Camp Courage teens stay on Second Island

This article submitted by Erin Aagesen on 8/16/00.

Camper and counselor Ten campers and five counselors spent part of last week on Second Island for an Outdoor Leadership program through Camp Courage. Camp Courage uses the island to expand upon its programs.

At right, a camper gets a hug from one of the counselors.

The main project of the group was building a beach. They moved a pile of sand from the mainland to the island and also cleared weeds in the beach area.

They also did all the work at the camp site, including setting up tents, digging a fire pit, preparing food, and cleaning up after meals. One morning, they even surprised the counselors by making them breakfast before they woke up.

For fun, they went swimming and tubing, took a pontoon ride around the lake, and visited the observation tower at the Regional Park. On Thursday, they watched the Paynesville Area Center Harmonica Band perform at the Area Center and had lunch with the seniors.

Second Island was donated to the camp in 1965 by Con and Mary Winther.
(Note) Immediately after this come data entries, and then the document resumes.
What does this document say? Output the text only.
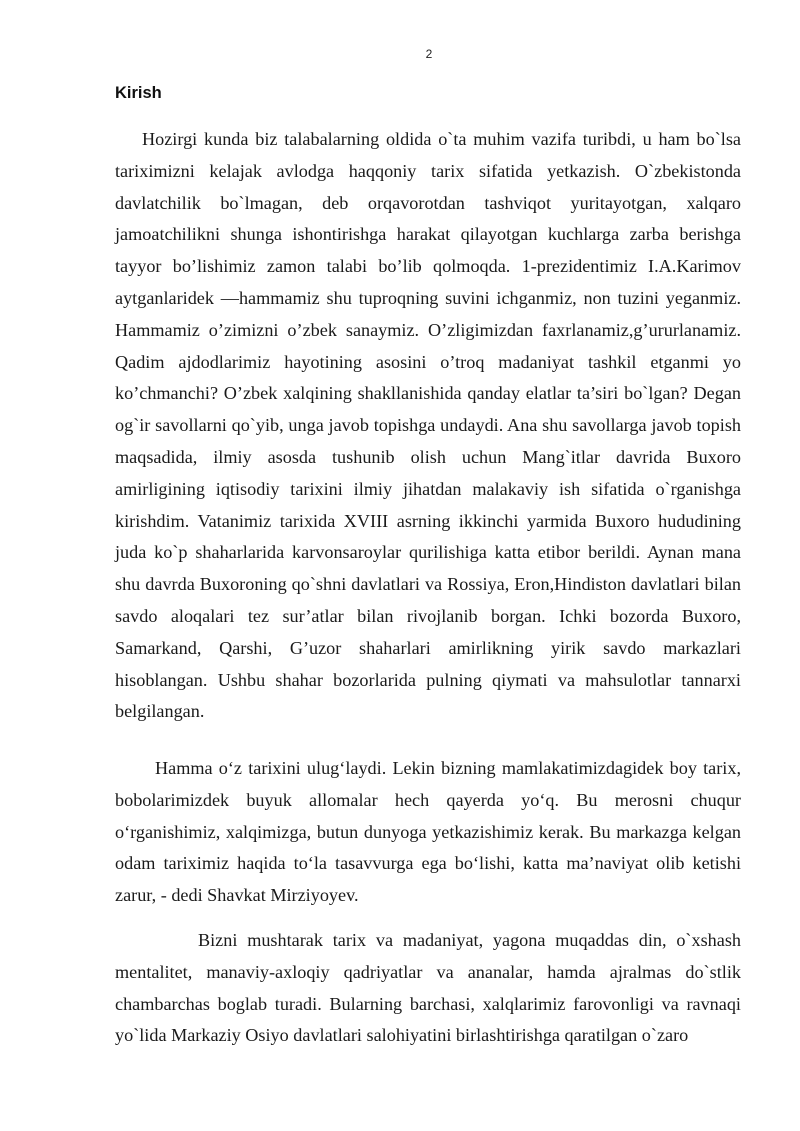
2
Kirish

Hozirgi kunda biz talabalarning oldida o`ta muhim vazifa turibdi, u ham bo`lsa tariximizni kelajak avlodga haqqoniy tarix sifatida yetkazish. O`zbekistonda davlatchilik bo`lmagan, deb orqavorotdan tashviqot yuritayotgan, xalqaro jamoatchilikni shunga ishontirishga harakat qilayotgan kuchlarga zarba berishga tayyor bo’lishimiz zamon talabi bo’lib qolmoqda. 1-prezidentimiz I.A.Karimov aytganlaridek —hammamiz shu tuproqning suvini ichganmiz, non tuzini yeganmiz. Hammamiz o’zimizni o’zbek sanaymiz. O’zligimizdan faxrlanamiz,g’ururlanamiz. Qadim ajdodlarimiz hayotining asosini o’troq madaniyat tashkil etganmi yo ko’chmanchi? O’zbek xalqining shakllanishida qanday elatlar ta’siri bo`lgan? Degan og`ir savollarni qo`yib, unga javob topishga undaydi. Ana shu savollarga javob topish maqsadida, ilmiy asosda tushunib olish uchun Mang`itlar davrida Buxoro amirligining iqtisodiy tarixini ilmiy jihatdan malakaviy ish sifatida o`rganishga kirishdim. Vatanimiz tarixida XVIII asrning ikkinchi yarmida Buxoro hududining juda ko`p shaharlarida karvonsaroylar qurilishiga katta etibor berildi. Aynan mana shu davrda Buxoroning qo`shni davlatlari va Rossiya, Eron,Hindiston davlatlari bilan savdo aloqalari tez sur’atlar bilan rivojlanib borgan. Ichki bozorda Buxoro, Samarkand, Qarshi, G’uzor shaharlari amirlikning yirik savdo markazlari hisoblangan. Ushbu shahar bozorlarida pulning qiymati va mahsulotlar tannarxi belgilangan.

Hamma o‘z tarixini ulug‘laydi. Lekin bizning mamlakatimizdagidek boy tarix, bobolarimizdek buyuk allomalar hech qayerda yo‘q. Bu merosni chuqur o‘rganishimiz, xalqimizga, butun dunyoga yetkazishimiz kerak. Bu markazga kelgan odam tariximiz haqida to‘la tasavvurga ega bo‘lishi, katta ma’naviyat olib ketishi zarur, - dedi Shavkat Mirziyoyev.

Bizni mushtarak tarix va madaniyat, yagona muqaddas din, o`xshash mentalitet, manaviy-axloqiy qadriyatlar va ananalar, hamda ajralmas do`stlik chambarchas boglab turadi. Bularning barchasi, xalqlarimiz farovonligi va ravnaqi yo`lida Markaziy Osiyo davlatlari salohiyatini birlashtirishga qaratilgan o`zaro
They had owned 11 acres of the island for many years before buying the remaining six acres so the whole island could be donated to Camp Courage.

"We didn't have any children of our own," explained Mary, of the decision to donate the land. "We wanted to help the less fortunate."

Now, Camp Courage takes groups for day trips or overnight stays on the island. Camp Courage is a residential camp that serves disabled children and adults year-round. It is located between Annandale and Maple Lake.

The Outdoor Leadership group is unique in that they camp for three days and two nights away from the main camp and do work projects. Each summer, there are only one or two sessions of this kind.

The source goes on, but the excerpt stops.